Pembayaran pembeli dalam negeri juga lebih cepat sehingga mengurangi masalah.
Jika dijual ke AS misalnya, pembayaran baru dilakukan dalam waktu dua bulan
kemudian. Sebaliknya di dalam negeri hanya butuh waktu 1 – 2 hari.
Dalam
jangka panjang, kebijakan penghapusan PPN atas penyerahan biji kakao ini akan
meningkatkan kapasitas pengolahan industri kakao nasional mencapai 295.000 ton.
Dengan demikian ekspor biji kakao hanya sekitar 105.000 ton.
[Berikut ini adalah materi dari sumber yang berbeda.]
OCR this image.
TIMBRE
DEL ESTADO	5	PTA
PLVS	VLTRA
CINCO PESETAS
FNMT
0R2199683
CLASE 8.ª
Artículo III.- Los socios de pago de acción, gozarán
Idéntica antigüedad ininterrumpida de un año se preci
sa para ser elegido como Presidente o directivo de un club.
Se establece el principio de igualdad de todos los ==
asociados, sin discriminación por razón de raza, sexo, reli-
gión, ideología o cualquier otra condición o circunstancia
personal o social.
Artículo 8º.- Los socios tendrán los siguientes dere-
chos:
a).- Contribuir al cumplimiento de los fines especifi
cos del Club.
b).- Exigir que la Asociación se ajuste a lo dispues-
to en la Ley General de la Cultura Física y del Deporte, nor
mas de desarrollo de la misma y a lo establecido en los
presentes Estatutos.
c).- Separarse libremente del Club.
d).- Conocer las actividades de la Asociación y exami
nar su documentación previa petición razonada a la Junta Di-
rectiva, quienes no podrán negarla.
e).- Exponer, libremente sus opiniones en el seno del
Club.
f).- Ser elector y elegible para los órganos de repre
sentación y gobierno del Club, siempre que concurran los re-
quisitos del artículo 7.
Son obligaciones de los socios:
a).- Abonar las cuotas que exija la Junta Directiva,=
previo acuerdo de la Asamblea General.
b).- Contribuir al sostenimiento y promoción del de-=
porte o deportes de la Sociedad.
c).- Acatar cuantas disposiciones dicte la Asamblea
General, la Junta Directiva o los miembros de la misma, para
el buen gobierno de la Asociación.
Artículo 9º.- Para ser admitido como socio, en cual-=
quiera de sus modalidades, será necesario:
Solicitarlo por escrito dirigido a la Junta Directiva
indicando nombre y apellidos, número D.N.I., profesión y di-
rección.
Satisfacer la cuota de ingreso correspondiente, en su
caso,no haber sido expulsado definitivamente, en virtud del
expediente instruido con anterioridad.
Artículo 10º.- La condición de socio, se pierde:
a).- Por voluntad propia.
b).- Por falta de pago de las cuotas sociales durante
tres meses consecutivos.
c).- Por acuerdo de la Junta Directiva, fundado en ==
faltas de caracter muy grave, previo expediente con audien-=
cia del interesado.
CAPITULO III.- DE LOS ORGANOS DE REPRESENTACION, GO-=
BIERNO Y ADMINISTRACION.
Saat ini terjadi
idle capacity karena biji kakao yang diolah hanya sebanyak 145.000 ton. Jika
full capacity pabrik pengolahan tercapai, maka akan diperoleh pendapatan
sekitar US $ 1,06 miliar dari industri pengolahan ditambah dengan ekspor biji
kakao senilai US $ 157 juta.
2. Penetapan Tarif
Bea Masuk Kakao
Sampai saat
ini industri pengolahan kakao Indonesia masih mendapatkan proteksi dengan
instrumen kebijakan penerapan tarif bea masuk (TBM) bagi input (bahan baku)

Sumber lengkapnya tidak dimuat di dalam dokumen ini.